BPMN-Chatbot reports 95% correctness with up to 94% token reduction vs ProMoAI but limits its evaluation to one-shot creation; BPMN Assistant explicitly targets the iterative-edit gap. BPMNGen evaluates human-centred quality dimensions (cognitive load, acceptability) that are complementary to BPMN Assistant's structural-correctness focus.

## Limitations (§6 of the paper)

- **Architectural scope:** No collaboration diagrams (pools/lanes), data objects, or complex artefacts. Workaround: decompose into single-participant processes.
- **Methodological asymmetry:** JSON pipeline has schema-validation retries; XML baseline has only single-pass generation. May overstate JSON's structural advantage.
- **Synthetic descriptions:** Real enterprise narratives would be more rigorous but unavailable; existing public corpora (Friedrich 2011, PET) lack validated gold-standard BPMN.
- **Semantic validation:** Token-replay conformance on simulated traces; no deadlock-freedom or [[concepts/soundness]] verification, no production-trace conformance.
- **Usability:** No HCI study with non-technical users; the "non-technical business analyst" target audience is not yet validated empirically.

## Connections

**Concepts:** [[concepts/agentic-bpm]] · [[concepts/business-process]] · [[concepts/conformance-checking]] · [[concepts/declarative-process-modelling]] · [[concepts/process-discovery]] · [[concepts/soundness]] · [[concepts/token-semantics]]
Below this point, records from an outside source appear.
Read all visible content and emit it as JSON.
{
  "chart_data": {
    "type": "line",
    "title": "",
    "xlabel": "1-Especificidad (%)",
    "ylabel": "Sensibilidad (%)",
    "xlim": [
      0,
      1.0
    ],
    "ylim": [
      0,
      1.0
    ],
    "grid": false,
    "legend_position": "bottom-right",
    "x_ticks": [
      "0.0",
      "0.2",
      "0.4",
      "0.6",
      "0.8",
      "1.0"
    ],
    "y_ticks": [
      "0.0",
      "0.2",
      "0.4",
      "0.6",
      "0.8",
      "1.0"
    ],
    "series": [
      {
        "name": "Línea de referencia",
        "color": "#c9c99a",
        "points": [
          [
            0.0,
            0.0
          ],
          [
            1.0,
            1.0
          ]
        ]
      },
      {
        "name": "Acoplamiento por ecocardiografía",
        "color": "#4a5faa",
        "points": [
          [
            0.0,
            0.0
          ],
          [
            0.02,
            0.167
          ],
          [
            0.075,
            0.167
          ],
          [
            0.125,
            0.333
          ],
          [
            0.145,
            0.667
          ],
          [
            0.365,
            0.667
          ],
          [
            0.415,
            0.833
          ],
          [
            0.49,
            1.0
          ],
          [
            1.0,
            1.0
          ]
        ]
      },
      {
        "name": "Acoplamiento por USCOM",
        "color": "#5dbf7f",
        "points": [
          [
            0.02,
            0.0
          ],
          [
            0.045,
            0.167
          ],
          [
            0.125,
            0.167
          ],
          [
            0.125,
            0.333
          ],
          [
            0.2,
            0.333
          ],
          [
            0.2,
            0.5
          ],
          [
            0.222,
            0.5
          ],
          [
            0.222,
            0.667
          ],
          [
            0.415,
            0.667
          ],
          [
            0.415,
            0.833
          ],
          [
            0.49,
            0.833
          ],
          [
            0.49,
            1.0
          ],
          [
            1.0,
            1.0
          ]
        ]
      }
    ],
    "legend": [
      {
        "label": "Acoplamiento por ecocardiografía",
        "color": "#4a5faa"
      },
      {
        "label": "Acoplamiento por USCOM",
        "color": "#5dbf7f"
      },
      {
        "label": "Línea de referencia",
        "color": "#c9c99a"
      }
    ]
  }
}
**Frameworks:** [[frameworks/bpmn]] · [[frameworks/dmn]]

**Methods:** [[methods/process-mining-basics]]

**Related sources:**
- [[sources/2024-kampik-large-process-models]] — LPM vision; BPMN Assistant is a concrete instantiation of the "Augmenting modeling and analysis with contextualized knowledge" Step-1 capability Kampik et al. articulate.
- [[sources/2018-dumas-fundamentals-of-bpm-ch3-essential-process-modeling]] — BPMN element catalogue BPMN Assistant subsets.
- [[sources/2010-mendling-reijers-vanderaalst-7pmg]] — guideline-driven model-quality target the validation layer partially enforces.
- [[sources/2026-calvanese-agentic-bpm-manifesto]] — APM positions LLM-driven modelling as one of the LLM-augmented BPM capabilities; BPMN Assistant operationalises it.
- [[syntheses/bpmn-modelling-practical-guide]] — constructive builder's guide whose pattern library the JSON IR conceptually mirrors.
- [[syntheses/llm-bpm-reading-list]] — entry under §A (Core LLM+BPM) and partial filler for §E.2.1 gap.